10 and 2, that's rule I break most often, always have to remind myself. That and to let the back cast have a second to get back there. I still can't false cast worth a crap.


----------



## raptor45 (May 7, 2015)

Here is a teaching video featuring Billy Pate. If you don't know who he is, you know how to find out.

Pay particular attention to his first principal: It's difficult to make a good forward cast without a great backcast. 

http://on.aol.com/video/fly-fishing-lessons-with-billy-pate----5-basic-principles-261513551


----------



## shadowwalker (Sep 9, 2010)

Im in the Fort Walton beach area and been teaching people fly rodding skills for over forty years. I'd be glad to help you if you wish. Just drop me a message if you have any questions.


----------



## flyfisher (May 31, 2008)

BTW, I would suggest you not cast your fly line without a leader. Doing so can cause damage to the end of the flyline.




hsiF deR said:


> I gave it my best effort on Saturday and I was humbled big time. Casting was so much more difficult than I had thought.
> I practiced some at the house but never had a leader or fly, just practiced casting the fly line. I did pretty good casting reasonable distance making me think I had a shot at a tailing fish. Saturday came rolling around I tied on a leader and a fly, wow! I think the wind gave me some grief as well but in general I was casting terrible.


----------



## ditz (Apr 22, 2012)

It is best to always have a leader on the fly line and best if you have a fly on the leader with the hook cut off. Even a piece of yarn is better than nothing.


----------



## 60hertz (Oct 1, 2007)

In addition to having a leader and a "fly" ties on for practice, take a video of yourself casting.
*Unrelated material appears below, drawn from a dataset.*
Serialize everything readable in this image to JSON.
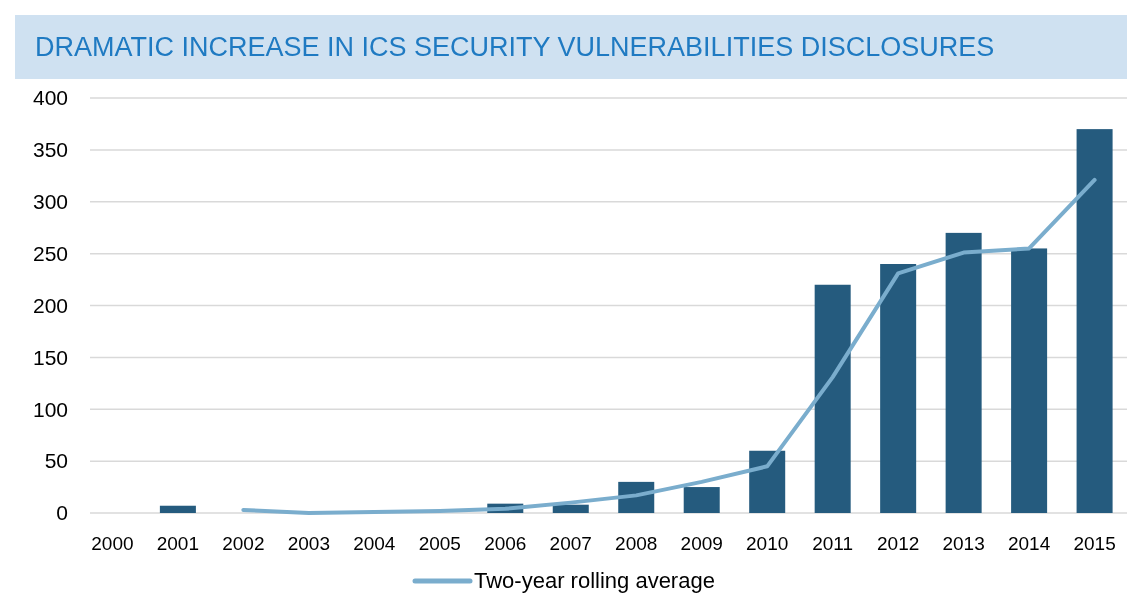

Compare the video of yourself to any of the 100's of people fly casting online. You'll quickly see what you're doing wrong. 

Orvis.com has an entire library of casting videos that are very well done.


----------



## kanaka (Oct 3, 2007)

shadowwalker said:


> Im in the Fort Walton beach area and been teaching people fly rodding skills for over forty years. I'd be glad to help you if you wish. Just drop me a message if you have any questions.


Take the man up on his offer. Capt Paul knows his stuff.


----------